Retirement and vacation charges. Retirement and vacation charges during 2013 were $4.9 million due primarily to the
retirement of the Company's Chief Operating Officer and a change in the Company's vacation policies. Retirement and vacation
charges during 2012 were $10.4 million associated with the retirement of the Company's founder and Chairman of the Board.

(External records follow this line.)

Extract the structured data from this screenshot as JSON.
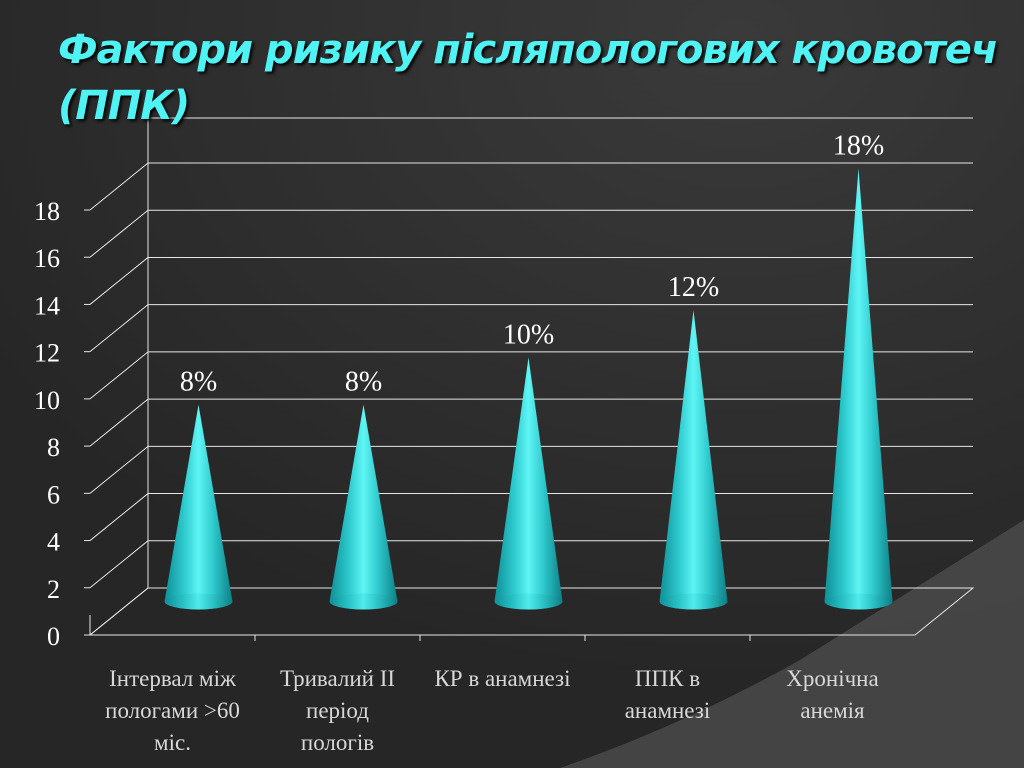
{
  "slide": {
    "title": "Фактори ризику післяпологових кровотеч (ППК)"
  },
  "colors": {
    "background": "#2d2d2d",
    "title": "#4ff3f3",
    "cone": "#2ed3d3",
    "text": "#ffffff"
  },
  "chart_data": {
    "type": "bar",
    "bar_shape": "cone",
    "title": "",
    "xlabel": "",
    "ylabel": "",
    "ylim": [
      0,
      18
    ],
    "yticks": [
      0,
      2,
      4,
      6,
      8,
      10,
      12,
      14,
      16,
      18
    ],
    "grid": true,
    "legend": "none",
    "categories": [
      "Інтервал між пологами >60 міс.",
      "Тривалий ІІ період пологів",
      "КР в анамнезі",
      "ППК в анамнезі",
      "Хронічна анемія"
    ],
    "values": [
      8,
      8,
      10,
      12,
      18
    ],
    "data_labels": [
      "8%",
      "8%",
      "10%",
      "12%",
      "18%"
    ]
  }
}
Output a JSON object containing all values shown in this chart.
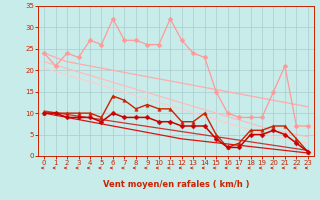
{
  "xlabel": "Vent moyen/en rafales ( km/h )",
  "xlim": [
    -0.5,
    23.5
  ],
  "ylim": [
    0,
    35
  ],
  "yticks": [
    0,
    5,
    10,
    15,
    20,
    25,
    30,
    35
  ],
  "xticks": [
    0,
    1,
    2,
    3,
    4,
    5,
    6,
    7,
    8,
    9,
    10,
    11,
    12,
    13,
    14,
    15,
    16,
    17,
    18,
    19,
    20,
    21,
    22,
    23
  ],
  "bg_color": "#c8ecea",
  "grid_color": "#aacccc",
  "series": [
    {
      "y": [
        24,
        21,
        24,
        23,
        27,
        26,
        32,
        27,
        27,
        26,
        26,
        32,
        27,
        24,
        23,
        15,
        10,
        9,
        9,
        9,
        15,
        21,
        7,
        7
      ],
      "color": "#ff9999",
      "lw": 0.9,
      "marker": "D",
      "ms": 2.5,
      "zorder": 3
    },
    {
      "y": [
        24.0,
        23.0,
        22.0,
        21.5,
        21.0,
        20.5,
        20.0,
        19.5,
        19.0,
        18.5,
        18.0,
        17.5,
        17.0,
        16.5,
        16.0,
        15.5,
        15.0,
        14.5,
        14.0,
        13.5,
        13.0,
        12.5,
        12.0,
        11.5
      ],
      "color": "#ffaaaa",
      "lw": 0.9,
      "marker": null,
      "ms": 0,
      "zorder": 2
    },
    {
      "y": [
        22.0,
        21.2,
        20.4,
        19.6,
        18.8,
        18.0,
        17.2,
        16.4,
        15.6,
        14.8,
        14.0,
        13.2,
        12.4,
        11.6,
        10.8,
        10.0,
        9.2,
        8.4,
        7.6,
        6.8,
        6.0,
        5.5,
        5.0,
        4.5
      ],
      "color": "#ffbbbb",
      "lw": 0.9,
      "marker": null,
      "ms": 0,
      "zorder": 2
    },
    {
      "y": [
        20.5,
        19.7,
        18.9,
        18.1,
        17.3,
        16.5,
        15.7,
        14.9,
        14.1,
        13.3,
        12.5,
        11.7,
        10.9,
        10.1,
        9.3,
        8.5,
        7.7,
        6.9,
        6.1,
        5.3,
        4.5,
        4.0,
        3.5,
        3.0
      ],
      "color": "#ffcccc",
      "lw": 0.8,
      "marker": null,
      "ms": 0,
      "zorder": 2
    },
    {
      "y": [
        10,
        10,
        10,
        10,
        10,
        9,
        14,
        13,
        11,
        12,
        11,
        11,
        8,
        8,
        10,
        5,
        2,
        3,
        6,
        6,
        7,
        7,
        4,
        1
      ],
      "color": "#cc2200",
      "lw": 1.0,
      "marker": "^",
      "ms": 2.5,
      "zorder": 4
    },
    {
      "y": [
        10.5,
        10.1,
        9.7,
        9.3,
        8.9,
        8.5,
        8.1,
        7.7,
        7.3,
        6.9,
        6.5,
        6.1,
        5.7,
        5.3,
        4.9,
        4.5,
        4.1,
        3.7,
        3.3,
        2.9,
        2.5,
        2.1,
        1.7,
        1.3
      ],
      "color": "#cc3333",
      "lw": 0.9,
      "marker": null,
      "ms": 0,
      "zorder": 3
    },
    {
      "y": [
        10.0,
        9.5,
        9.0,
        8.5,
        8.0,
        7.5,
        7.0,
        6.5,
        6.0,
        5.5,
        5.0,
        4.5,
        4.0,
        3.7,
        3.4,
        3.1,
        2.8,
        2.5,
        2.2,
        1.9,
        1.6,
        1.3,
        1.0,
        0.7
      ],
      "color": "#dd1111",
      "lw": 0.9,
      "marker": null,
      "ms": 0,
      "zorder": 3
    },
    {
      "y": [
        10,
        10,
        9,
        9,
        9,
        8,
        10,
        9,
        9,
        9,
        8,
        8,
        7,
        7,
        7,
        4,
        2,
        2,
        5,
        5,
        6,
        5,
        3,
        1
      ],
      "color": "#cc0000",
      "lw": 1.1,
      "marker": "D",
      "ms": 2.5,
      "zorder": 4
    }
  ],
  "wind_arrows_color": "#cc2200",
  "tick_color": "#cc2200",
  "tick_labelsize": 5,
  "xlabel_fontsize": 6
}
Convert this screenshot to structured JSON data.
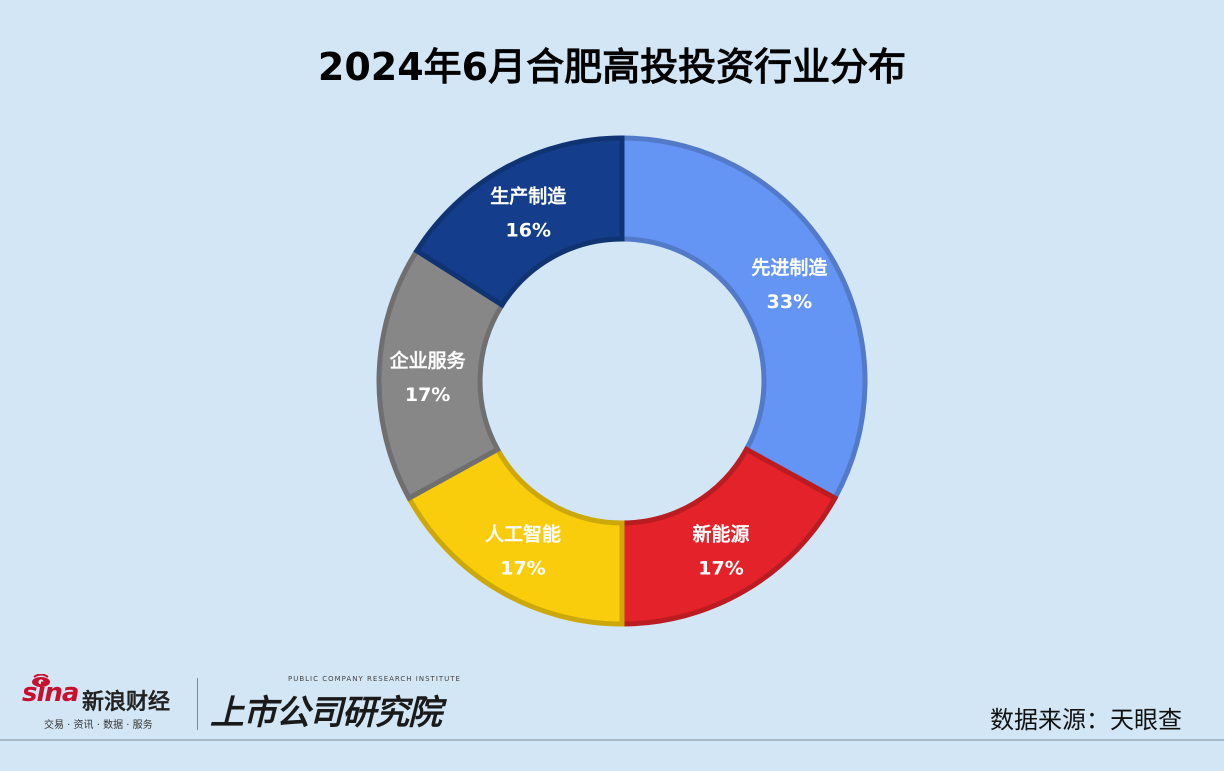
{
  "chart_data": {
    "type": "pie",
    "variant": "donut",
    "title": "2024年6月合肥高投投资行业分布",
    "slices": [
      {
        "label": "先进制造",
        "value": 33,
        "display": "33%",
        "color": "#6495f5"
      },
      {
        "label": "新能源",
        "value": 17,
        "display": "17%",
        "color": "#e3222a"
      },
      {
        "label": "人工智能",
        "value": 17,
        "display": "17%",
        "color": "#facd0c"
      },
      {
        "label": "企业服务",
        "value": 17,
        "display": "17%",
        "color": "#878787"
      },
      {
        "label": "生产制造",
        "value": 16,
        "display": "16%",
        "color": "#143e8c"
      }
    ]
  },
  "footer": {
    "sina_brand": "sina",
    "sina_name": "新浪财经",
    "sina_tagline": "交易 · 资讯 · 数据 · 服务",
    "institute_en": "PUBLIC COMPANY RESEARCH INSTITUTE",
    "institute_cn": "上市公司研究院",
    "source": "数据来源：天眼查"
  },
  "colors": {
    "background": "#d3e6f5",
    "sina_red": "#c8102e"
  }
}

Depreciation of lease merchandise. Depreciation of lease merchandise increased $26.5 million to $628.1 million during 2013
from $601.6 million during the comparable period in 2012, or 4.4%, as a result of higher on-rent lease merchandise due to the
growth of our Sales and Lease Ownership and HomeSmart segments. Levels of merchandise on lease decreased, resulting in
idle merchandise representing approximately 7% of total depreciation expense in 2013 as compared to approximately 6% in
2012. As a percentage of total lease revenues and fees, depreciation of lease merchandise remained consistent at 35.9% in both
periods.
Year Ended December 31, 2012 Versus Year Ended December 31, 2011
Retail cost of sales. Retail cost of sales decreased $1.0 million, or 4.5%, to $21.6 million in 2012, from $22.6 million for the
comparable period in 2011, and as a percentage of retail sales, decreased to 56.2% from 58.7% due to a change in the mix of
products.
Non-retail cost of sales. Non-retail cost of sales increased $35.5 million, or 10.1%, to $387.4 million in 2012, from
$351.9 million for the comparable period in 2011, and as a percentage of non-retail sales, increased to 90.9% in 2012 from
90.5% in 2011.
Operating expenses. Operating expenses increased $86.0 million, or 9.9%, to $952.6 million from $866.6 million in 2011. As a
percentage of total revenues, operating expenses decreased to 43.0% in 2012 from 43.1% in 2011.
Legal and regulatory expense (income). Legal and regulatory expense during 2011 was $36.5 million and related to a legal
accrual established in connection with a jury verdict. Legal and regulatory income during 2012 was $35.5 million and
represented the reversal of the accrual related to the settlement of the above-mentioned legal proceeding.